The NSA activities were justified by a classified Justice Department legal opinion authored by John C. Yoo, a former deputy in the Office of Legal Counsel who argued that congressional approval of the war on al Qaeda gave broad authority to the president, according to the Times.

"FBI" looks to be a typo here, by Susan, but I'm still wondering about this passage in the same article:

Public disclosure of the NSA program also comes at a time of mounting concerns about civil liberties over the domestic intelligence operations of the U.S. military, which have also expanded dramatically after the Sept. 11 attacks.

For more than four years, the NSA tasked other military intelligence agencies to assist its broad-based surveillance effort directed at people inside the country suspected of having terrorist connections, even before Bush signed the 2002 order that authorized the NSA program, according to an informed U.S. official.

my emphasis

The wording here is vague, but raises a number of questions. What agencies were "tasked" by the NSA to do domestic surveillance? Were these agencies operating within the bounds of FISA and obtaining warrants, or acting outside the law as well? "For more than four years:" ok, so since (or before?) 1998. Was this a reaction to the Africa embassy bombings that year (I mistakenly suggested the 2000 Cole incident yesterday on BM's diary)? If these agencies were acting without warrants, what authority was operative? It's hard to imagine the Clinton administration going along w/ any of this.

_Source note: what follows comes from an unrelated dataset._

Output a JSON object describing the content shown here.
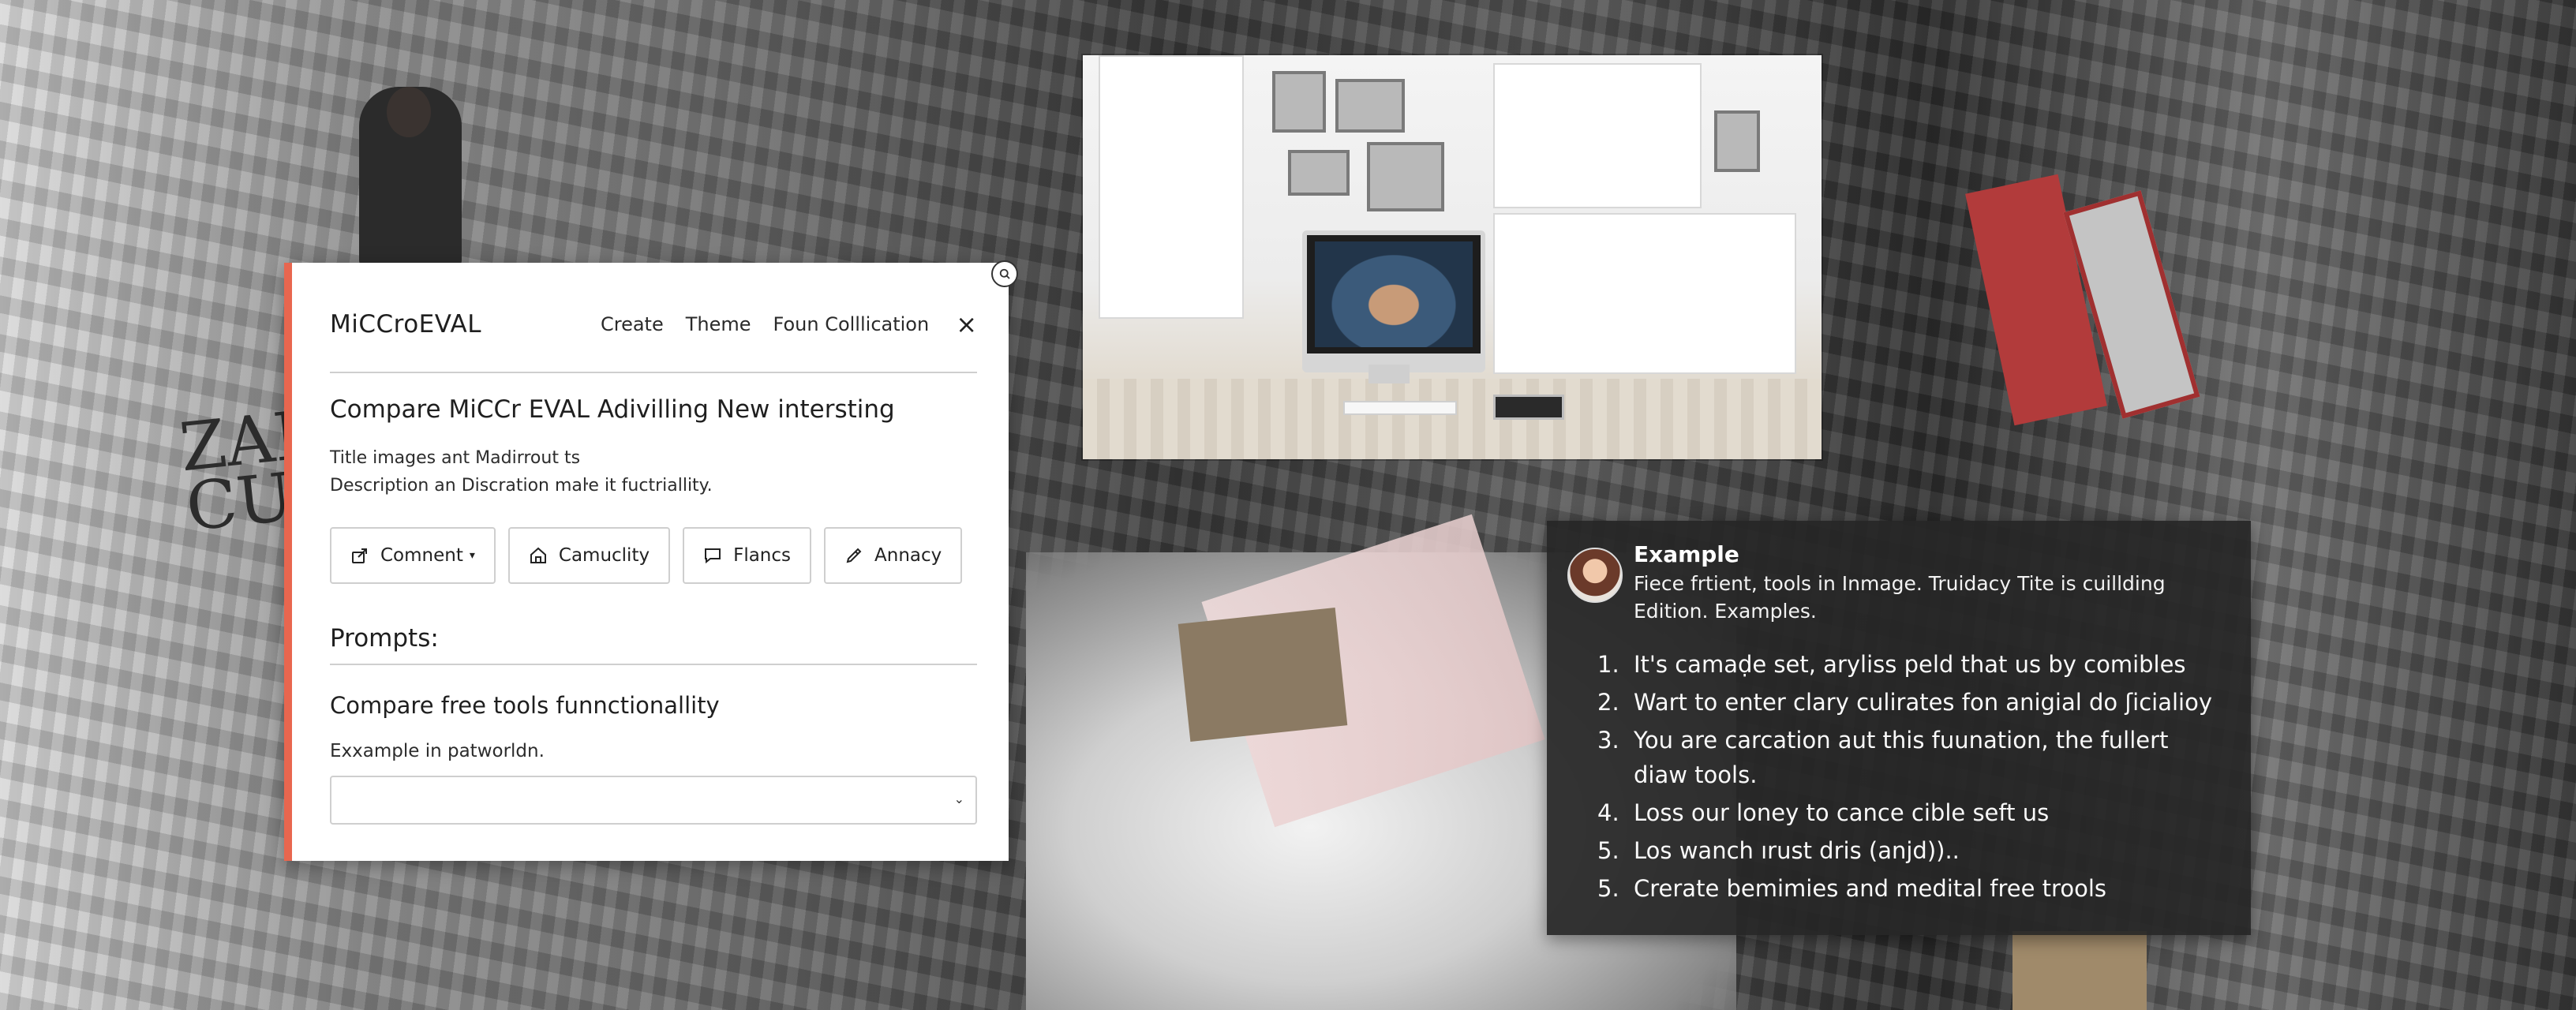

". . . the more educated you are, the more indoctrinated you are. After all, propaganda is largely directed towards the privileged." -Noam Chomsky

by Arcturus on Sat Dec 17th, 2005 at 03:36:52 PM EST
[ Parent ]

  There were several references some time ago about the California Natl Guard being involved in domestic surveillance. Actually, it's probably the private business that surveillance was outsourced to in many cases.

by rumi on Sat Dec 17th, 2005 at 03:46:52 PM EST
[ Parent ]
Yea, the Guard here got caught spying on war protestors. Didn't that make it into Fahrenheit 911? I'm too lazy now to look up the refs. The Guard refused to let investigators from the state examine the computer hard disks.

I realize there has been a lot of domestic spying & counter-insurgency going on & look forward to seeing all this stuff come out in some coherent fashion someday. Right now, I'm particularly interested in the specific precursor program(s) the NSA tasked "other agencies" with, and whether or not they were operating under FISA.

Private spying is a whole 'nutha can 'o beans.

". . . the more educated you are, the more indoctrinated you are. After all, propaganda is largely directed towards the privileged." -Noam Chomsky

by Arcturus on Sat Dec 17th, 2005 at 04:04:32 PM EST
[ Parent ]

  There's a lot of different programs that have run, by public accounts, that have been a combination of govt-private data collection and then organization/access.

  Matrix was one of the worst. One of the first ones that was extremely powerful for this was/is Promis. It has an interesting history.